- Born: January 16, 1946 Astoria, Oregon
- Died: September 21, 2015 (aged 69) Santa Cruz, California
- Education: San Francisco State University
- Occupations: Photographer; filmmaker; activist;

= Honey Lee Cottrell =

American photographer and filmmaker

Honey Lee Cottrell (January 16, 1946 – September 21, 2015) was a lesbian photographer and filmmaker who lived most of her life in San Francisco, California. Her papers are part of the Human Sexuality Collection at Cornell University Library.

==Early life and education==
Cottrell was born in Astoria, Oregon. She was raised in Michigan, moving to San Francisco in 1968. She learned photography in her twenties and in her thirties using her first camera, a 35 mm Nikkormat, and went to school at San Francisco State University, earning a B.A. in film studies. She funded her early artistic work by serving as a waiter on cruise ships, earning a certificate as a merchant seaman.

==Career==
She studied in San Francisco at the National Sex Forum and was a volunteer switchboard operator at San Francisco Sex Information.

She began exhibiting her photography in the mid-1970s in San Francisco, becoming well known for her photography of women. She collaborated with other lesbian photographers, including Tee Corinne. In the 1976 documentary film We Are Ourselves, Cottrell and Tee Corinne describe their relationship to filmmaker Ann Hershey.

Cottrell collaborated with Joani Blank on the 1978 path-breaking book "I Am My Lover," published by Blank's Down There Press. Blank edited the book, pairing Cottrell's photographs of individual women with these women's written reflections on masturbation and on learning to give themselves pleasure.

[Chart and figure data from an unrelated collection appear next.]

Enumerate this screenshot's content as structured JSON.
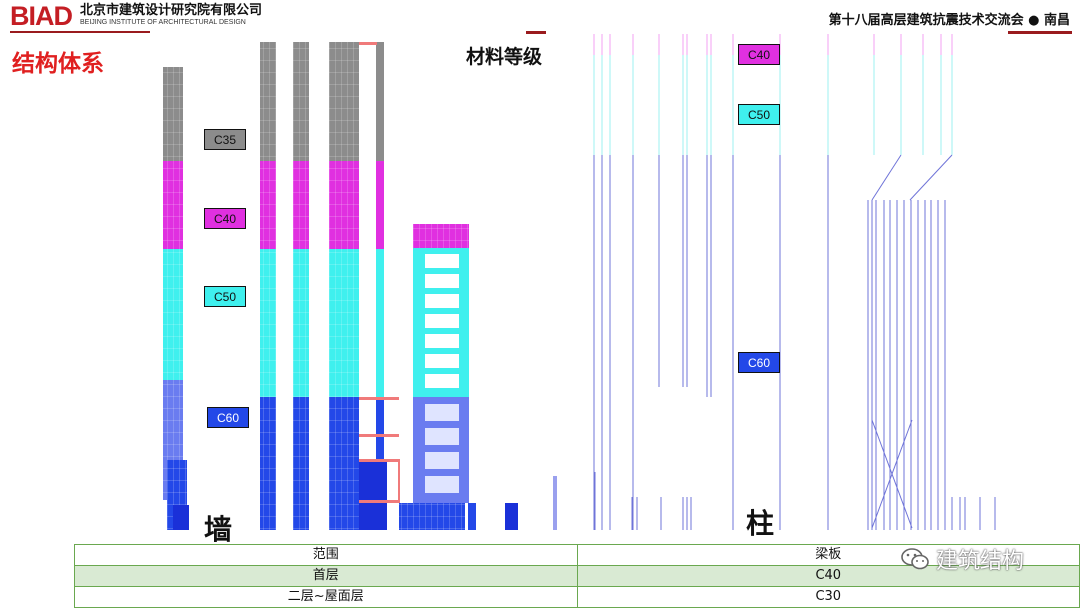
{
  "header": {
    "logo_mark": "BIAD",
    "logo_cn": "北京市建筑设计研究院有限公司",
    "logo_en": "BEIJING INSTITUTE OF ARCHITECTURAL DESIGN",
    "conference": "第十八届高层建筑抗震技术交流会 ● 南昌"
  },
  "page_title": "结构体系",
  "material_title": "材料等级",
  "wall": {
    "label": "墙",
    "grades": [
      "C35",
      "C40",
      "C50",
      "C60"
    ]
  },
  "column": {
    "label": "柱",
    "grades": [
      "C40",
      "C50",
      "C60"
    ]
  },
  "colors": {
    "C35": "#8c8c8c",
    "C40": "#e030e0",
    "C50": "#3ff0ee",
    "C60": "#2348e8",
    "brand": "#c41e24",
    "title": "#e02020",
    "table_border": "#6aa84f",
    "table_alt": "#d9ead3"
  },
  "table": {
    "headers": [
      "范围",
      "梁板"
    ],
    "rows": [
      [
        "首层",
        "C40"
      ],
      [
        "二层~屋面层",
        "C30"
      ]
    ]
  },
  "watermark": "建筑结构"
}
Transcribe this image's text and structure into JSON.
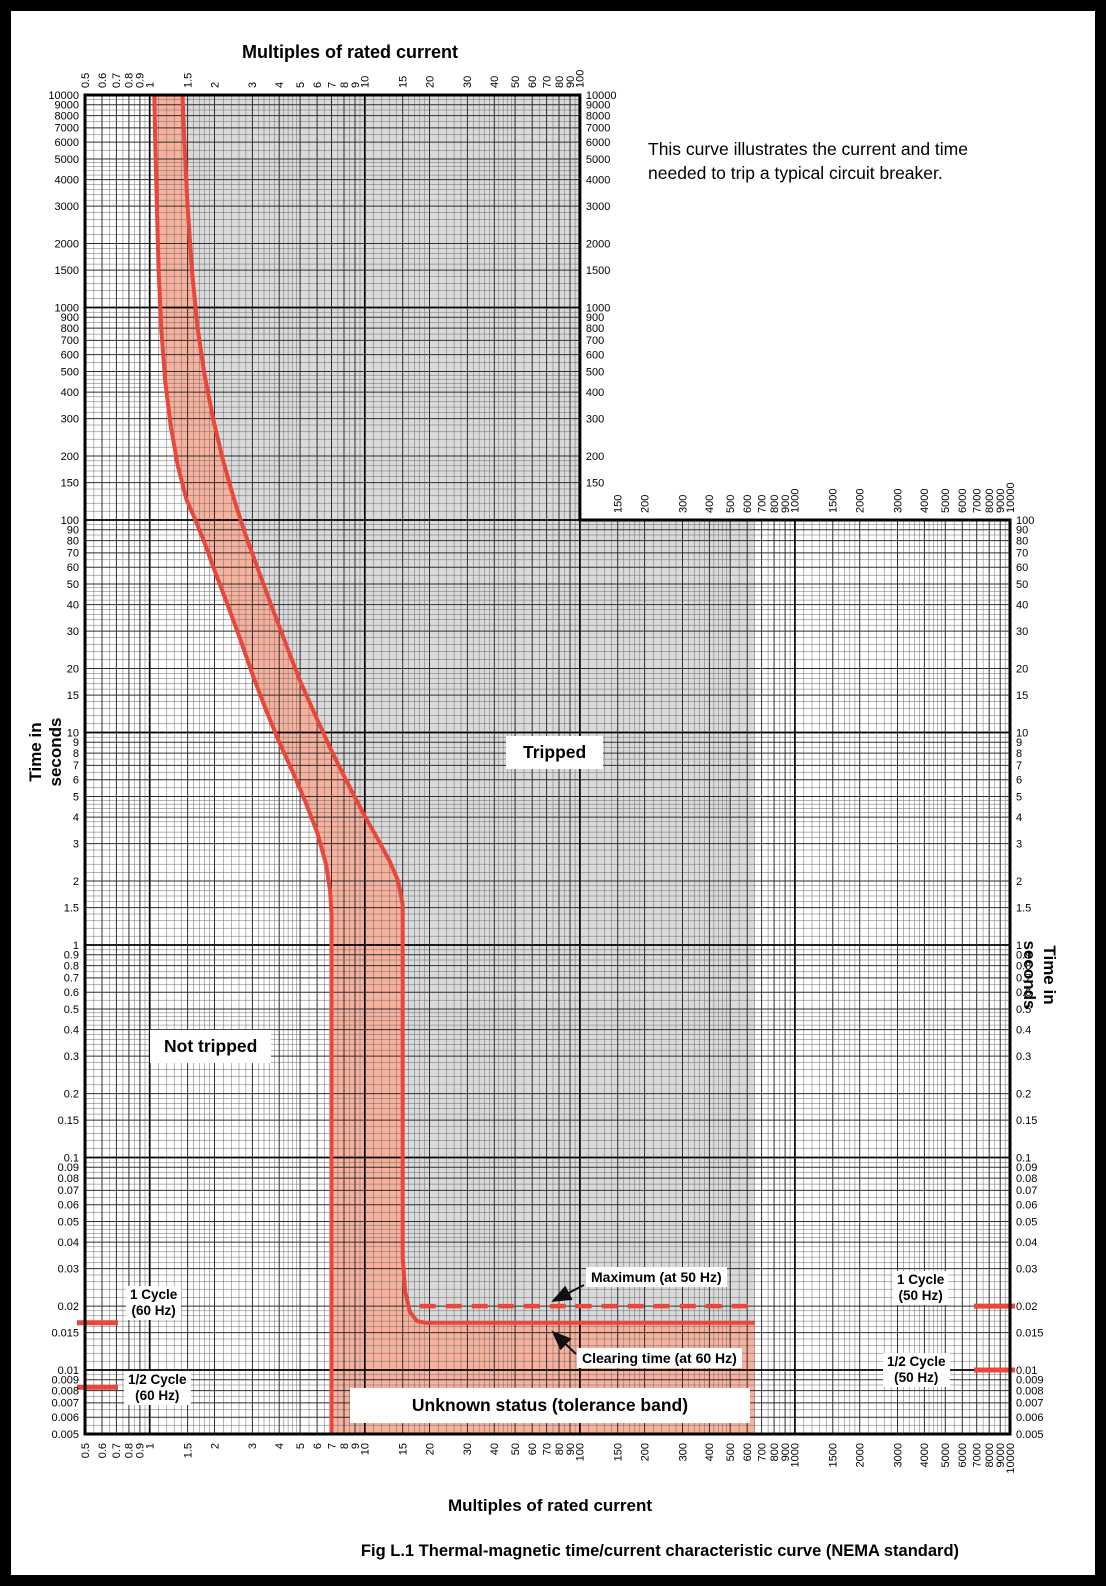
{
  "figure": {
    "caption": "Fig L.1  Thermal-magnetic time/current characteristic curve (NEMA standard)",
    "description_line1": "This curve illustrates the current and time",
    "description_line2": "needed to trip a typical circuit breaker."
  },
  "chart_data": {
    "type": "area",
    "title": "Thermal-magnetic time/current characteristic curve (NEMA standard)",
    "x_axis": {
      "label": "Multiples of rated current",
      "scale": "log",
      "min": 0.5,
      "max": 10000
    },
    "y_axis": {
      "label": "Time in seconds",
      "scale": "log",
      "min": 0.005,
      "max": 10000
    },
    "upper_section_x_max": 100,
    "upper_section_y_min": 100,
    "gray_region_x_max": 650,
    "x_tick_labels_upper": [
      "0.5",
      "0.6",
      "0.7",
      "0.8",
      "0.9",
      "1",
      "1.5",
      "2",
      "3",
      "4",
      "5",
      "6",
      "7",
      "8",
      "9",
      "10",
      "15",
      "20",
      "30",
      "40",
      "50",
      "60",
      "70",
      "80",
      "90",
      "100"
    ],
    "x_tick_labels_mid": [
      "150",
      "200",
      "300",
      "400",
      "500",
      "600",
      "700",
      "800",
      "900",
      "1000",
      "1500",
      "2000",
      "3000",
      "4000",
      "5000",
      "6000",
      "7000",
      "8000",
      "9000",
      "10000"
    ],
    "x_tick_labels_full": [
      "0.5",
      "0.6",
      "0.7",
      "0.8",
      "0.9",
      "1",
      "1.5",
      "2",
      "3",
      "4",
      "5",
      "6",
      "7",
      "8",
      "9",
      "10",
      "15",
      "20",
      "30",
      "40",
      "50",
      "60",
      "70",
      "80",
      "90",
      "100",
      "150",
      "200",
      "300",
      "400",
      "500",
      "600",
      "700",
      "800",
      "900",
      "1000",
      "1500",
      "2000",
      "3000",
      "4000",
      "5000",
      "6000",
      "7000",
      "8000",
      "9000",
      "10000"
    ],
    "y_tick_labels_left": [
      "10000",
      "9000",
      "8000",
      "7000",
      "6000",
      "5000",
      "4000",
      "3000",
      "2000",
      "1500",
      "1000",
      "900",
      "800",
      "700",
      "600",
      "500",
      "400",
      "300",
      "200",
      "150",
      "100",
      "90",
      "80",
      "70",
      "60",
      "50",
      "40",
      "30",
      "20",
      "15",
      "10",
      "9",
      "8",
      "7",
      "6",
      "5",
      "4",
      "3",
      "2",
      "1.5",
      "1",
      "0.9",
      "0.8",
      "0.7",
      "0.6",
      "0.5",
      "0.4",
      "0.3",
      "0.2",
      "0.15",
      "0.1",
      "0.09",
      "0.08",
      "0.07",
      "0.06",
      "0.05",
      "0.04",
      "0.03",
      "0.02",
      "0.015",
      "0.01",
      "0.009",
      "0.008",
      "0.007",
      "0.006",
      "0.005"
    ],
    "y_tick_labels_right": [
      "100",
      "90",
      "80",
      "70",
      "60",
      "50",
      "40",
      "30",
      "20",
      "15",
      "10",
      "9",
      "8",
      "7",
      "6",
      "5",
      "4",
      "3",
      "2",
      "1.5",
      "1",
      "0.9",
      "0.8",
      "0.7",
      "0.6",
      "0.5",
      "0.4",
      "0.3",
      "0.2",
      "0.15",
      "0.1",
      "0.09",
      "0.08",
      "0.07",
      "0.06",
      "0.05",
      "0.04",
      "0.03",
      "0.02",
      "0.015",
      "0.01",
      "0.009",
      "0.008",
      "0.007",
      "0.006",
      "0.005"
    ],
    "y_tick_labels_upper_right": [
      "10000",
      "9000",
      "8000",
      "7000",
      "6000",
      "5000",
      "4000",
      "3000",
      "2000",
      "1500",
      "1000",
      "900",
      "800",
      "700",
      "600",
      "500",
      "400",
      "300",
      "200",
      "150"
    ],
    "regions": {
      "tripped": "Tripped",
      "not_tripped": "Not tripped",
      "tolerance_band": "Unknown status (tolerance band)"
    },
    "series": [
      {
        "name": "minimum_trip_curve",
        "points": [
          [
            1.05,
            10000
          ],
          [
            1.06,
            6000
          ],
          [
            1.08,
            3000
          ],
          [
            1.1,
            1500
          ],
          [
            1.13,
            800
          ],
          [
            1.18,
            450
          ],
          [
            1.25,
            280
          ],
          [
            1.35,
            180
          ],
          [
            1.48,
            125
          ],
          [
            1.63,
            100
          ],
          [
            1.8,
            78
          ],
          [
            2.0,
            58
          ],
          [
            2.3,
            40
          ],
          [
            2.65,
            27
          ],
          [
            3.05,
            18
          ],
          [
            3.5,
            12.5
          ],
          [
            4.0,
            9
          ],
          [
            4.6,
            6.6
          ],
          [
            5.3,
            4.7
          ],
          [
            6.0,
            3.4
          ],
          [
            6.6,
            2.4
          ],
          [
            6.9,
            1.8
          ],
          [
            7.0,
            1.4
          ],
          [
            7.0,
            0.005
          ]
        ]
      },
      {
        "name": "maximum_trip_curve",
        "points": [
          [
            1.42,
            10000
          ],
          [
            1.45,
            6000
          ],
          [
            1.5,
            3000
          ],
          [
            1.57,
            1500
          ],
          [
            1.67,
            800
          ],
          [
            1.8,
            480
          ],
          [
            1.97,
            300
          ],
          [
            2.18,
            195
          ],
          [
            2.45,
            128
          ],
          [
            2.78,
            86
          ],
          [
            3.2,
            58
          ],
          [
            3.7,
            39
          ],
          [
            4.3,
            26
          ],
          [
            5.0,
            17.5
          ],
          [
            5.9,
            12
          ],
          [
            7.0,
            8.2
          ],
          [
            8.3,
            5.8
          ],
          [
            9.8,
            4.2
          ],
          [
            11.4,
            3.2
          ],
          [
            13.0,
            2.5
          ],
          [
            14.3,
            2.0
          ],
          [
            15.0,
            1.55
          ],
          [
            15.0,
            0.034
          ],
          [
            15.4,
            0.0235
          ],
          [
            16.2,
            0.0188
          ],
          [
            17.5,
            0.017
          ],
          [
            19.0,
            0.0167
          ],
          [
            650,
            0.0167
          ]
        ]
      }
    ],
    "reference_lines": {
      "maximum_50hz": {
        "label": "Maximum (at 50 Hz)",
        "y": 0.02,
        "x_start": 18,
        "x_end": 650,
        "style": "dashed"
      },
      "clearing_60hz": {
        "label": "Clearing time (at 60 Hz)",
        "y": 0.0167,
        "x_start": 15,
        "x_end": 650,
        "style": "solid"
      }
    },
    "cycle_markers": [
      {
        "label": "1 Cycle",
        "freq": "(60 Hz)",
        "y": 0.0167,
        "side": "left"
      },
      {
        "label": "1/2 Cycle",
        "freq": "(60 Hz)",
        "y": 0.0083,
        "side": "left"
      },
      {
        "label": "1 Cycle",
        "freq": "(50 Hz)",
        "y": 0.02,
        "side": "right"
      },
      {
        "label": "1/2 Cycle",
        "freq": "(50 Hz)",
        "y": 0.01,
        "side": "right"
      }
    ],
    "colors": {
      "tripped_fill": "#d9dadb",
      "band_fill": "#f8b19d",
      "curve": "#e8473c",
      "grid_minor": "#6a6a6a",
      "grid_labeled": "#2e2e2e",
      "grid_decade": "#000000",
      "background": "#ffffff"
    }
  }
}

Cottrell's first film, Sweet Dreams (1979) included Pat Califia and was produced by the National Sex Forum. Sweet Dreams is described by documentary film critics as part of a tradition of the "feminist autobiographic art of masturbation demonstration". The film also is described as ground-breaking in its combination of second-wave cultural feminism and lesbian erotica.

Through the 1980s and 1990s, Cottrell worked as contributing photographer for On Our Backs, a lesbian sex magazine edited by Susie Bright. She was a member of the team since day one, and integral to its success. She was credited in her obituary as being one of the "core four" to give On Our Backs the style and cultural impact it had. Her work became influential in representations of lesbian sex and feminist lesbian portraiture. Along with Corinne and later, Susie Bright and other lovers and artistic collaborators, Cottrell strategically positioned sexually explicit photography as part of lesbian culture and as populist sex education. Her lesbian s/m images in particular, in works such as the SAMOIS book Coming to Power, were considered controversially pornographic by feminist critics. She worked for Fatale Media as a consultant, a film company known for getting the first lesbian porn film into the Frameline Film Festival in 1985. Her work was also featured in The Blatant Image, Coming to Power, Sinister Wisdom, and Nothing But the Girl.

Cottrell was a co-founder of the San Francisco Lesbian and Gay History Project, working with many other artists, writers, historians and cultural critics.

Cottrell died at age 69 in Santa Cruz, California, due to pancreatic cancer.

==Bibliography==
- Blank, Joani and Honey Lee Cottrell, editors. I Am My Lover. Burlingame, CA: Down There Press, 1978.
- Sinister Wisdom #7. Lincoln, NE: Sinister Wisdom, 1978.
- The Blatant Image: A Magazine of Feminist Photography, vol. 1, 1981. Sunny Valley, OR.
- The Blatant Image: A Magazine of Feminist Photography, vol. 2. 1982. Sunny Valley, OR.
- SAMOIS. Coming to Power. Boston: Alyson, 1981.
- On Our Backs, numerous issues. San Francisco: Blush Productions.
- Taylor, Jill with photographs by Honey Lee Cottrell. A Dyke's Bike Repair Handbook. Los Angeles: Clothespin Fever Press, 1990.
- Bright, Susie and Jill Posener, eds. Nothing But the Girl: The Blatant Lesbian Image. London and New York: Cassell, 1996.

==Films==
- Sweet Dreams. Director and camera. 1979.